Мулькин сует мне свою птичью лапку для рукопожатия. И говорит Гансу:

– Иван, пора отваливать, в темпе! Ты все объяснил Диме?

– Еще не успел.

– Ты чо, вообще? – Джеф крутит пальцем у виска. – Тебе же русским языком сказали: со временем вообще кранты! Самолет стоит под парами, люди ждут, бабки крутятся! Нас просто не поймут!

Вот тебе и субординация. Мелкий Мулькин без стеснения наезжает на мэра города, а тот лишь розовеет от смущения.

– Извини, Вась…

– Чего извини? Я, что ли, ему объяснять буду? – Джеф тычет в меня пальцем. – Давай, три минуты на базар и отваливаем.

– Даже шашлыка не попробуете?

– Кто готовил шашлык? – встревает Агрба.

– Валера.

– Тогда пойдет. Киньте нам пару-тройку шампуров, слопаем по дороге – два дня уже ничего толком не ели. Извини, Ганс, но со временем реальный кирдык. Давай, быстро объясняй все доктору.

И Ганс говорит:

– Мы не уживемся с тобой в одном городе, Дима. Придется тебе уехать.

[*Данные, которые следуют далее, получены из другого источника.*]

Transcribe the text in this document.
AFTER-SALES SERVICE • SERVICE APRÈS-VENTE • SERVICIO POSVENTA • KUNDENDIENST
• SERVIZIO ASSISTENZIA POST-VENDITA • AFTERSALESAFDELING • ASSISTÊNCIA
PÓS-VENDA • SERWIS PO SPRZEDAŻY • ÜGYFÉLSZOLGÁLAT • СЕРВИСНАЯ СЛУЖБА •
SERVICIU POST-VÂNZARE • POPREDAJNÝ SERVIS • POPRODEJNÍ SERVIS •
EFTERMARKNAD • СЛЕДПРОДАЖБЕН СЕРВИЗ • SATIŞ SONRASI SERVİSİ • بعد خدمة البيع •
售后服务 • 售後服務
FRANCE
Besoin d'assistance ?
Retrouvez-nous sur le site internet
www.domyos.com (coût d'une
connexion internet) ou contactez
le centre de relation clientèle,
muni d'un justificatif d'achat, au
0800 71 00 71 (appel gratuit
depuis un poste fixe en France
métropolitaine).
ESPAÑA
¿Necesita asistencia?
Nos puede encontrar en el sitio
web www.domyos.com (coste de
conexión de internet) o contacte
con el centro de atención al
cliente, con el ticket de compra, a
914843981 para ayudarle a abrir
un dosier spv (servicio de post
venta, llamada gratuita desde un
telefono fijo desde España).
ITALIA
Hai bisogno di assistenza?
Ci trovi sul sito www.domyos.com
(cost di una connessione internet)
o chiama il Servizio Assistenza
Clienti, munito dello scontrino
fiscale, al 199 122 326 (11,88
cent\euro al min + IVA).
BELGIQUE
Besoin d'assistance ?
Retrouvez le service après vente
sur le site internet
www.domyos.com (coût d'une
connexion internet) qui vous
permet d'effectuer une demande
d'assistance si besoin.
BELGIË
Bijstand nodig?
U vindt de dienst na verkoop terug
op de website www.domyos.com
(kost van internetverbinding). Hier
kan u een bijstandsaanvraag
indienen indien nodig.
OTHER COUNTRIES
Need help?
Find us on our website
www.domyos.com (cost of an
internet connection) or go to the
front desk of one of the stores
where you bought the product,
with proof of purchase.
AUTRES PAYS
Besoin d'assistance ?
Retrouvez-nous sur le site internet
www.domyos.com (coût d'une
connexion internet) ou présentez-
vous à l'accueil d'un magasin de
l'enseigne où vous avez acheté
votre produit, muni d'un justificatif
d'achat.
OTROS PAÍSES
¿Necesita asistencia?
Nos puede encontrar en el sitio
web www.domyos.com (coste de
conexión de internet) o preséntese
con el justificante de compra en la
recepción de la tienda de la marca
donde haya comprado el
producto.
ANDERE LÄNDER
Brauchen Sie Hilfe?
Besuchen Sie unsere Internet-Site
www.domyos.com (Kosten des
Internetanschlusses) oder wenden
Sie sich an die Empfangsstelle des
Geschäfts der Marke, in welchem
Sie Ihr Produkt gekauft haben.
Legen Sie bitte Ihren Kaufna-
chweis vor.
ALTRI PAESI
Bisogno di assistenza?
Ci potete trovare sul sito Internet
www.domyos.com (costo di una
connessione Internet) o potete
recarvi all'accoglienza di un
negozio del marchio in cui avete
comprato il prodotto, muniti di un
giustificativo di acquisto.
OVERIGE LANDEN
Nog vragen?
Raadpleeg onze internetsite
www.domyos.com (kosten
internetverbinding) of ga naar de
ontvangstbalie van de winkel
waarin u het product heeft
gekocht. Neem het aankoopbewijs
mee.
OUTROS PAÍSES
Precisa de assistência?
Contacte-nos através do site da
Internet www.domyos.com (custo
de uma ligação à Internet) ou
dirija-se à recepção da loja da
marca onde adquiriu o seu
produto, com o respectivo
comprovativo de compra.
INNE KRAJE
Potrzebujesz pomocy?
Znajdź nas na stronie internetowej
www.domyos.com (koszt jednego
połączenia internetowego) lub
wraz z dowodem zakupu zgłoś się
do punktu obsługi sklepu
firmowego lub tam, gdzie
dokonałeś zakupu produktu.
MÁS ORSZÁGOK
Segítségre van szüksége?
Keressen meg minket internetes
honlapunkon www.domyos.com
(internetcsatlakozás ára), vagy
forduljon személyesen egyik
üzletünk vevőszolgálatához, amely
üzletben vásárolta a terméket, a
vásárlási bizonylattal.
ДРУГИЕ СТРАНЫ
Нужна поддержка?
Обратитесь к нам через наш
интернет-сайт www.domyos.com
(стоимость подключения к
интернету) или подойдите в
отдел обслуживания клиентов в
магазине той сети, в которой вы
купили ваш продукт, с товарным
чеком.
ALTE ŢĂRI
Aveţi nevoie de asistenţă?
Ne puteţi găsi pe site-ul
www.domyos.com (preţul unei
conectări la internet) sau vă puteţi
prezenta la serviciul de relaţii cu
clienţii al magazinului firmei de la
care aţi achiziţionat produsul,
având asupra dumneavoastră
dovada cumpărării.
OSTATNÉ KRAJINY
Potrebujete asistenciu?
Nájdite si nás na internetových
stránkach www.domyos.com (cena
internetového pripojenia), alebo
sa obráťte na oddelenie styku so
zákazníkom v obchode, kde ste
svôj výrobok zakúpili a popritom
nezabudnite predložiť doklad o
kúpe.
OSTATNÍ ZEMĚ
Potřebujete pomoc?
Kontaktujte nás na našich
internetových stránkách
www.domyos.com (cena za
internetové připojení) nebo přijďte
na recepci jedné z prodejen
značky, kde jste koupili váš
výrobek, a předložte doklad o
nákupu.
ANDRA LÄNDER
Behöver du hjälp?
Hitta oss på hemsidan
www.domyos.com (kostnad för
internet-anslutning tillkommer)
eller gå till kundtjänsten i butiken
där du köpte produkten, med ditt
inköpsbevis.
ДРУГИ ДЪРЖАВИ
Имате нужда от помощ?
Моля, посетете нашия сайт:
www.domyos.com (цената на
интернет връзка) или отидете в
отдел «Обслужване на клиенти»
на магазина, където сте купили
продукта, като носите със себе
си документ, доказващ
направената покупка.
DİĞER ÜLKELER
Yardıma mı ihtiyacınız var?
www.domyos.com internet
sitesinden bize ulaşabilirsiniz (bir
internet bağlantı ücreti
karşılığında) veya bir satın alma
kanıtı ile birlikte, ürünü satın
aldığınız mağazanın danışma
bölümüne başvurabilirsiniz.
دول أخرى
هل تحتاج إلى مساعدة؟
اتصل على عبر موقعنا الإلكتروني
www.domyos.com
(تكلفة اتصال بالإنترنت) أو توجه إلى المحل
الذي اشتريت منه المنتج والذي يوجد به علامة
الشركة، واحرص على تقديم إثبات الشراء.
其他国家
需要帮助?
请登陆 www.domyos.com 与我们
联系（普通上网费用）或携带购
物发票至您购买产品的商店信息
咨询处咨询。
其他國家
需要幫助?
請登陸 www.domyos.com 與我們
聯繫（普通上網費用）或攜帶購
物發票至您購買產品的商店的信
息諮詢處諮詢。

– Я в курсе. Вместе с Женей, надеюсь?

– Разумеется. И не только с ней. Родион, Джеф, Полина, Майор… С тобой уедет немало наших – тех, кого ты успел узнать и полюбить.

– И в чем же причина этого? Только во мне?

– В тебе – в последнюю очередь. – Ганс усмехается и качает головой. – Причина такая: применяя излюбленную тобой энтомологическую терминологию, пора начинать роиться. Вы – не первый рой подлиз, но один из первых. Через несколько часов будете на месте. Выбирай, какой город тебе нравится?

– Париж, – наугад брякаю я.

Все дружно ржут, даже Женя окончательно проснулась и смеется. Умею я рассмешить, если захочу.